PALIMSEST REFLECTIONS

My Mirror Inkblots series is the culmination of my fascination with the materiality of mirrors as well as the ambiguity of perception and the elusive moment of realisation, when the self is reflected upon a surface. My mirrors are framed within what has become a recurring motif in my practice, Padma peeta, the lotus pedestal that is a common base for idols of worship in Indian iconography. I see this sculptural element as an iconographical tool to place or frame deified objects that are symbols of the absolute. My Mirror Inkblots consist of Padma peetas that house golden mirrors etched with Rorschach-like inkblot patterns. Constructed in layers, the back is a gold colored mirror, while the inkblot-shaped mirror is in silver. I am interested in mirrors not only as a medium, but also as a material and an object with metaphysical connotations. Can the mirror framed within a Padma peeta be a facilitator for darshan?

The Sanksrit word darshan is a literal metaphor for the auspicious act of seeing or of encountering divinity through a sighting of someone holy, or, in many instances, god itself.

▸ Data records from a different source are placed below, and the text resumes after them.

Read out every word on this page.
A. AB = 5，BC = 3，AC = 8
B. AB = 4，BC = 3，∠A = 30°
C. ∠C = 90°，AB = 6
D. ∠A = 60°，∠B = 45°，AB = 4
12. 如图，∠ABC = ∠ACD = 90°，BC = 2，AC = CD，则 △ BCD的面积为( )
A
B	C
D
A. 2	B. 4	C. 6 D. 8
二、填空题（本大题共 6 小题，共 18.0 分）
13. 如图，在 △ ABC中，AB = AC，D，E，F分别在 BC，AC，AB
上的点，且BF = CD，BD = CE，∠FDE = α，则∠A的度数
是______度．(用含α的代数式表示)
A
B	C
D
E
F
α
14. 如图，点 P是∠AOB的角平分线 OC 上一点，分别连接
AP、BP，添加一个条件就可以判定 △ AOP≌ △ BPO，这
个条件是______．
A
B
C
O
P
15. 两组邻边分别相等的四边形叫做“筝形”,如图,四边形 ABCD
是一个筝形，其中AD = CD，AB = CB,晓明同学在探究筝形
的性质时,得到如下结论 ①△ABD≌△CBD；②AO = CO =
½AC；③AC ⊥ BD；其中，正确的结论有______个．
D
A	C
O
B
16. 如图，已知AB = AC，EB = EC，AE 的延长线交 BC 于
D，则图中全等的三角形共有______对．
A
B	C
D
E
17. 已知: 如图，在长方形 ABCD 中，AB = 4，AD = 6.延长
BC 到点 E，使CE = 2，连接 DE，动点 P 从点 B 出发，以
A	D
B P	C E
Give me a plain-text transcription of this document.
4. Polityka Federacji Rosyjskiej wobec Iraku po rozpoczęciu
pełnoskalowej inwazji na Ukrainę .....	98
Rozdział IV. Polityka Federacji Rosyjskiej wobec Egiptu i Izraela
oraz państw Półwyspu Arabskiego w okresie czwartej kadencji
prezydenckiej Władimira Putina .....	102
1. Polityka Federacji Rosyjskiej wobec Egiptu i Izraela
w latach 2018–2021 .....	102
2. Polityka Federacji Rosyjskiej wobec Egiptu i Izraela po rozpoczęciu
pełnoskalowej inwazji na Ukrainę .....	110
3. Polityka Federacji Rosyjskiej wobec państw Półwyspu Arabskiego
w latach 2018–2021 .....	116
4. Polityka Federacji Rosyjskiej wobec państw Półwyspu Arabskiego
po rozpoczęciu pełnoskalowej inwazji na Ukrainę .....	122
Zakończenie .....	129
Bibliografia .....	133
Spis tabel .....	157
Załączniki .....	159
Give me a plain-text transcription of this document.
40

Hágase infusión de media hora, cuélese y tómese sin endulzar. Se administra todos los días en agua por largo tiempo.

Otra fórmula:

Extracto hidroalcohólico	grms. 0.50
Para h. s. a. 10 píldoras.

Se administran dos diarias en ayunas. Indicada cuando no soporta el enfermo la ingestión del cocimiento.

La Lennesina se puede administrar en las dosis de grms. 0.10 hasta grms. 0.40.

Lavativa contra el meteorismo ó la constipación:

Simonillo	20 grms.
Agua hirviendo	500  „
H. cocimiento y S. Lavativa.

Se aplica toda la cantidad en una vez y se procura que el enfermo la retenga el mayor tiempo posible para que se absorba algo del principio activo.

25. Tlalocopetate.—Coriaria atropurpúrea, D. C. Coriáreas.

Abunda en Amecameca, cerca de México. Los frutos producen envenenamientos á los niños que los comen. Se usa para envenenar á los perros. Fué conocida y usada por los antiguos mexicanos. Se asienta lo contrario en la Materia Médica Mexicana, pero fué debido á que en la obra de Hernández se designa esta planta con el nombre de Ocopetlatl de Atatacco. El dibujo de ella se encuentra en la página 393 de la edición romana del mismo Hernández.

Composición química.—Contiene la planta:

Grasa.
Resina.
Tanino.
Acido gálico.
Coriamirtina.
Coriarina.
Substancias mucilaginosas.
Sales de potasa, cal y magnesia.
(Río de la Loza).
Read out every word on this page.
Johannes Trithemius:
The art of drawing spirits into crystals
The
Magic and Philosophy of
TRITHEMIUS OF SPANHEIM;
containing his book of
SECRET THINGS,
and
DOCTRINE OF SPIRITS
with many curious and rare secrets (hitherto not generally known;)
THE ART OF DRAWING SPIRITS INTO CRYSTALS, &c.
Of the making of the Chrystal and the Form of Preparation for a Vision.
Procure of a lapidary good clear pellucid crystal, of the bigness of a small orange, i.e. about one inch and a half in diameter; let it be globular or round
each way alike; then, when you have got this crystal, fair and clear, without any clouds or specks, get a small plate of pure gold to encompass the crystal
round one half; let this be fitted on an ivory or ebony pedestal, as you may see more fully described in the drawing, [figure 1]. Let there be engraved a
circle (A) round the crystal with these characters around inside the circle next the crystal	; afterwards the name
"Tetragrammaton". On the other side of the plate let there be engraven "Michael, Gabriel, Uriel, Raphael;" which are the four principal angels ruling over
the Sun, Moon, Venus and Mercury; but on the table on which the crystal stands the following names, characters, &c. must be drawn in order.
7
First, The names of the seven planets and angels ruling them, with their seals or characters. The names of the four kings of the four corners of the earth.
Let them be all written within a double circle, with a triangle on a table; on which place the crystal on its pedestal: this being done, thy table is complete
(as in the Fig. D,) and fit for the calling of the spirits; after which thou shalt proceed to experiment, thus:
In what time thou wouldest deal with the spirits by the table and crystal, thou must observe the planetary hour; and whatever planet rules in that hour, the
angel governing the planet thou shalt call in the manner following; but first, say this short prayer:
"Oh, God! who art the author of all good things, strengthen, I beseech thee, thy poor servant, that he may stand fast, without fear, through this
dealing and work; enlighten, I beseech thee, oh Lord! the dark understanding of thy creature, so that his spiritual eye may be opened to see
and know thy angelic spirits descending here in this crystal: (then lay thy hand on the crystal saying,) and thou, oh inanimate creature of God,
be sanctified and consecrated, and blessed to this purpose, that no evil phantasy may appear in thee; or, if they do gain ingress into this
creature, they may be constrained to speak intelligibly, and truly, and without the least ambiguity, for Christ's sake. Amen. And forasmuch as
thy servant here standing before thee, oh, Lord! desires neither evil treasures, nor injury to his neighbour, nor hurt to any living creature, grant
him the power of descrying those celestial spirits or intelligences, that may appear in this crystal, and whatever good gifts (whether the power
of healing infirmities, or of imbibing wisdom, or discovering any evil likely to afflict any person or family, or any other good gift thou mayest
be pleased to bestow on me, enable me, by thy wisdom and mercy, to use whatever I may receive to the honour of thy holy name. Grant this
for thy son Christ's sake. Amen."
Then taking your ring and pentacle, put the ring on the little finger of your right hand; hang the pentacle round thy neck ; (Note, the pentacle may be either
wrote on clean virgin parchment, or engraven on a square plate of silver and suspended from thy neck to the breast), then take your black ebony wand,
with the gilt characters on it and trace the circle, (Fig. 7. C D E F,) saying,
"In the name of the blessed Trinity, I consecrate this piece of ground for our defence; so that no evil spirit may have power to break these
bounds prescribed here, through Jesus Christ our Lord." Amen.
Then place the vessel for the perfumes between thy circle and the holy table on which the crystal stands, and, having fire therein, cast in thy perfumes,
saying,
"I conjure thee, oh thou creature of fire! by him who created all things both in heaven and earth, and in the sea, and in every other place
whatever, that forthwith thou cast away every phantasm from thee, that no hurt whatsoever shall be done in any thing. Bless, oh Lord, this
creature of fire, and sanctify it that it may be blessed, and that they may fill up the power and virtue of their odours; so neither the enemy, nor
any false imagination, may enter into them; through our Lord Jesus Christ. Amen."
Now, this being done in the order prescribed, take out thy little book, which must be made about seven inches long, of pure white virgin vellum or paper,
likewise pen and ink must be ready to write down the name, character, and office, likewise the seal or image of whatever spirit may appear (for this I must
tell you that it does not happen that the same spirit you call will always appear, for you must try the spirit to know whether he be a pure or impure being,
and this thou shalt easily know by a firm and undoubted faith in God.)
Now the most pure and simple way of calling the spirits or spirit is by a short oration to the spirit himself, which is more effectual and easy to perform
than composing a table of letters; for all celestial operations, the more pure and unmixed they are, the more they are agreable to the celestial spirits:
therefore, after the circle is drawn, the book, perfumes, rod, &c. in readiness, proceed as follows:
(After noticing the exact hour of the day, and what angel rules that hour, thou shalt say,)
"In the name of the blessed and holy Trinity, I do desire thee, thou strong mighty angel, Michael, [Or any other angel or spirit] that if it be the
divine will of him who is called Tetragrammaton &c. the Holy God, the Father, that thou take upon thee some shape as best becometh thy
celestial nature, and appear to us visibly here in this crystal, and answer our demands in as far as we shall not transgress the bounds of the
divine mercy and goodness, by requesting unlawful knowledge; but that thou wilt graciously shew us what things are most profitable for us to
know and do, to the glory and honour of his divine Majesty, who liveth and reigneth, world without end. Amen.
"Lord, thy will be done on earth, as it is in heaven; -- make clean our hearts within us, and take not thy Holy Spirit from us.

It connotes the notion of conscious pilgrimaging in order for the sighting to occur as well as the chance possibility of a theophany, a visible manifestation to humankind of divinity. The moment of recognition can be a transformative experience. The obfuscation surrounding the eternal is lifted and there is a previously unforeseen clarity. Just like one feels as one understands or feels an Artwork.

For me, the golden-mirrored image of the inkblot surfacing above the other layers is a symbolic consequence of mind mining. If our subconscious mind is in possession of innumerable thoughts that float upon it, with an occasional image that makes its way upon the surface, then how we process that image or thought possibly dictates our perception of the world. Personally, excavating my own consciousness in order to produce art can be verbalised as mind mining. Mirror Inkblots is a visualisation of this creative process. Most of all, the experience of art is essentially a form of mind mining for both the viewer and the artist. The encounter with the visual medium engenders a series of non-verbal and imagistic associations that arrange themselves as a cluster of ideas. This is how we make sense of the world and how the continuum of past, present, and future is rendered obvious in hindsight. Or as Oscar Wilde wrote in his preface to the Portrait of Dorian Gray, “All art is at once surface and symbol. Those who go beneath the surface do so at their peril. Those who read the symbol do so at their peril. It is the spectator, and not life, that art really mirrors.”

The Mirror Inkblots are a visual exposition of an otherwise cerebral, open-ended unconscious thought process.  What the viewer can hope to unearth is the depth of her own subjectivity, much in the way the French theorist Roland Barthes spoke of in his 1967 essay, “The Death of the Author,” in which he says that “the essential meaning of a work depends on the impressions of the reader, rather than the ‘passions’ or ‘tastes’ of the writer. A text’s unity lies not in its origins or its creator, but in its destination or its audience.